The Conditional Cash Transfer program, according to the Federal Ministry of Humanitarian Affairs, Disaster Management, and Social Development, will provide N5,000 per month to 1.6 million households in Nigeria in 2020. According to the report, women receive 98 percent of all benefits on behalf of their families and households.
The president reiterated his pledge to emancipate 100 million Nigerians from poverty in ten years as he established the National Steering Committee of the National Poverty Reduction with Growth Strategy in 2021.
He has asserted that in the previous two years, his administration had effectively moved 10.5 million Nigerians out of poverty.
According to Sadiya Farouq, Minister of Humanitarian Affairs, Disaster Management, and Social Development, the Federal Government has spent more than $5 billion fighting poverty in the nation since 2016.

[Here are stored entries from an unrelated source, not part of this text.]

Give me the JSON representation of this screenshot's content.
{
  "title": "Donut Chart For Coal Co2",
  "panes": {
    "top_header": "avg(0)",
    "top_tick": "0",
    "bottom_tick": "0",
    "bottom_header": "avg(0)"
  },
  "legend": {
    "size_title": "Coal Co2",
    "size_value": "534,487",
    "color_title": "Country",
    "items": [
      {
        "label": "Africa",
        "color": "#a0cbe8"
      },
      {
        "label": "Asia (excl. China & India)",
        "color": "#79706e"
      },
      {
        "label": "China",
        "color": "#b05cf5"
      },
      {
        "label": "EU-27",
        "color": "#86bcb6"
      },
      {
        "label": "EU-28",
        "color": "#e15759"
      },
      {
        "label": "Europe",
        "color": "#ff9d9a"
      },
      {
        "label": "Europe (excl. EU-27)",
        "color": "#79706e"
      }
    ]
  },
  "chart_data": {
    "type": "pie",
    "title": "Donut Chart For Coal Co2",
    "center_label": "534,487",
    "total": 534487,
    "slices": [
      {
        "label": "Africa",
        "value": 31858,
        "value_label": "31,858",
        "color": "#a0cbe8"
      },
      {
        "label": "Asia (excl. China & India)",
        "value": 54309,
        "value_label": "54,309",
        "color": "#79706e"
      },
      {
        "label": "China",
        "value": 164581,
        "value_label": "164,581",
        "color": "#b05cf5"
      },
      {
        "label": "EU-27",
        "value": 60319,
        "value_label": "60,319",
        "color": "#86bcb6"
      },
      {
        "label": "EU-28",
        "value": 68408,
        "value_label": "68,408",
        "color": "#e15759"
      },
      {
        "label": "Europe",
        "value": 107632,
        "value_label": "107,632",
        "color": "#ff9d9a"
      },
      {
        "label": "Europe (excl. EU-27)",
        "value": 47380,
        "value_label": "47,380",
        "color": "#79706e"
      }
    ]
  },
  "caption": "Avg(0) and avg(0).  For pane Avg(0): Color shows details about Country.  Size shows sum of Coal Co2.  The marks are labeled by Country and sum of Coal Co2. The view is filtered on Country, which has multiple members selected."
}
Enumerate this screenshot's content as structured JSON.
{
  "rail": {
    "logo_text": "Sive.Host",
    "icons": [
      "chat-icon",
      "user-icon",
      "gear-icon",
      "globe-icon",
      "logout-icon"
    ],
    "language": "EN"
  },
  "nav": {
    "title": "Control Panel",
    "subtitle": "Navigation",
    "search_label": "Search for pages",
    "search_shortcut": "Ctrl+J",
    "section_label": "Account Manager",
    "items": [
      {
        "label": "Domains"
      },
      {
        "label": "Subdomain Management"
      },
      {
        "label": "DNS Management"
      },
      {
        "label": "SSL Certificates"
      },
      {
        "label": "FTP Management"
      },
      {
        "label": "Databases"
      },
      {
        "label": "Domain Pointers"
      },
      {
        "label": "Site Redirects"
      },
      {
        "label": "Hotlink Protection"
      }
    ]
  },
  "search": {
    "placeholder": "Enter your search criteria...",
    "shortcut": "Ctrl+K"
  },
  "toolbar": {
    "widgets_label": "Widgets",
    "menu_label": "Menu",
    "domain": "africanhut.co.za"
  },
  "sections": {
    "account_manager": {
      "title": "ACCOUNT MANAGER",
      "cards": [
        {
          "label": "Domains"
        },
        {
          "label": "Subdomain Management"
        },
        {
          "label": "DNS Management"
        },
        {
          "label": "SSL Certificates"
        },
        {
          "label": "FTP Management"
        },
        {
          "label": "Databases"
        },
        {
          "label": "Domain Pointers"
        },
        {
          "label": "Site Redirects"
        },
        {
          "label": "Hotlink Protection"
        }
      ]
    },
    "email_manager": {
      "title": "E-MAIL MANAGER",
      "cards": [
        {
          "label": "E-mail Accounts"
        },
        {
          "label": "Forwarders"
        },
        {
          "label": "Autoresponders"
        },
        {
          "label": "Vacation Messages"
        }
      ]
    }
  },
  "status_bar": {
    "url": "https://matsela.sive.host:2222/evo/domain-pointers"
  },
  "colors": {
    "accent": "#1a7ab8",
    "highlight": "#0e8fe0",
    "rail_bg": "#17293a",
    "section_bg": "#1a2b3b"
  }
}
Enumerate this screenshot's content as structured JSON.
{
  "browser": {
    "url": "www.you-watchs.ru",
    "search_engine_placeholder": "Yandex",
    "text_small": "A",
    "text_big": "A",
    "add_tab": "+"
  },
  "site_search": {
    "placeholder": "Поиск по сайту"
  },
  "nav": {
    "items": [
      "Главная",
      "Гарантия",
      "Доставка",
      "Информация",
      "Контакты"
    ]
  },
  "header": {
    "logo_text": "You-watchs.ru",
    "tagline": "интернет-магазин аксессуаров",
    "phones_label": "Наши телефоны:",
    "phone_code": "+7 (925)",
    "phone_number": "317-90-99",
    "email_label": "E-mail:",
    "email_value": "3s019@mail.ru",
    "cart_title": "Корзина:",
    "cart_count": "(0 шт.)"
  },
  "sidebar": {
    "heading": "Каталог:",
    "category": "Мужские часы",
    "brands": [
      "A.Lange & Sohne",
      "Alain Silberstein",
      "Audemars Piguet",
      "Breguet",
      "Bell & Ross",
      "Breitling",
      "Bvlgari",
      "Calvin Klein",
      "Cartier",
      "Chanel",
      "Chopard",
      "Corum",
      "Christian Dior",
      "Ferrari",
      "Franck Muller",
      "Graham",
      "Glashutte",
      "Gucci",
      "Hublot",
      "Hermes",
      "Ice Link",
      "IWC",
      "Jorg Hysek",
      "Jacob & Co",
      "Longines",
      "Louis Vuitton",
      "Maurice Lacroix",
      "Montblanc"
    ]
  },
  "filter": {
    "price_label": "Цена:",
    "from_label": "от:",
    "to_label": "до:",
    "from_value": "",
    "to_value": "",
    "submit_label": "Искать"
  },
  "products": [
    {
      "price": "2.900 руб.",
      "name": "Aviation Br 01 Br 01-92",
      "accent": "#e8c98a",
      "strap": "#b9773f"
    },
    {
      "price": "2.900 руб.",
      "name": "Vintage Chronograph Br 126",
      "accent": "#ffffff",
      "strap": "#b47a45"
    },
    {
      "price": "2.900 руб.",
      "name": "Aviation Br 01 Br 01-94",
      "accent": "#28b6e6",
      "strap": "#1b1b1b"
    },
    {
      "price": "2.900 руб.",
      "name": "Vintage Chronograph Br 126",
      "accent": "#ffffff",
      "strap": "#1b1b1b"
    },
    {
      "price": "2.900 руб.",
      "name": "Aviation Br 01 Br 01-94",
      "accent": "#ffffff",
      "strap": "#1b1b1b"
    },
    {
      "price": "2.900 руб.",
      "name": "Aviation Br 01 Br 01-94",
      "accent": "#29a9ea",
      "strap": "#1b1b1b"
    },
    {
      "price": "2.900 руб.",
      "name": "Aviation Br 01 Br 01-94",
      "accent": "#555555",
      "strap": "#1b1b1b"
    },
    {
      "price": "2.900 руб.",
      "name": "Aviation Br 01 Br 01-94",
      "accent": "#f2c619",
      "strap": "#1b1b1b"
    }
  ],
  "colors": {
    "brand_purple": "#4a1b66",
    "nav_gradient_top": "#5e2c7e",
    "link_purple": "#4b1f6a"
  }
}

The World Bank estimates that Nigeria spends 0.28 percent of GDP overall on social assistance programs, but only seven percent of the population gets served. This is a low percentage when compared to South Africa (3.31%), Benin (2.95%), Rwanda (1.5%), and Ghana (0.58%).
According to the report, the most populous country in Africa needs over $18.7 billion a year to combat its rising rates of poverty.
“The poverty gap index for Nigeria is 0.129, so vast resources are required to eliminate poverty in the country, especially in rural areas. Multiplying the poverty gap index by the poverty line and by Nigeria’s population shows that eliminating poverty would take almost N3.7 trillion per year (or $18.7 billion),” it said.
Analysts of FSDH added that Nigeria needs to develop and implement a comprehensive National Social Inclusion Strategy (NSIS) that prioritises the social welfare of its citizens.
“An inclusion strategy will ensure all social interventions are aligned with the broader developmental goal of lifting 100 million Nigerians out of poverty in the medium term.
“A good starting point for the development of the NSIS is the revised National Social Protection Policy which represents the policy framework for social interventions in the country,” it said.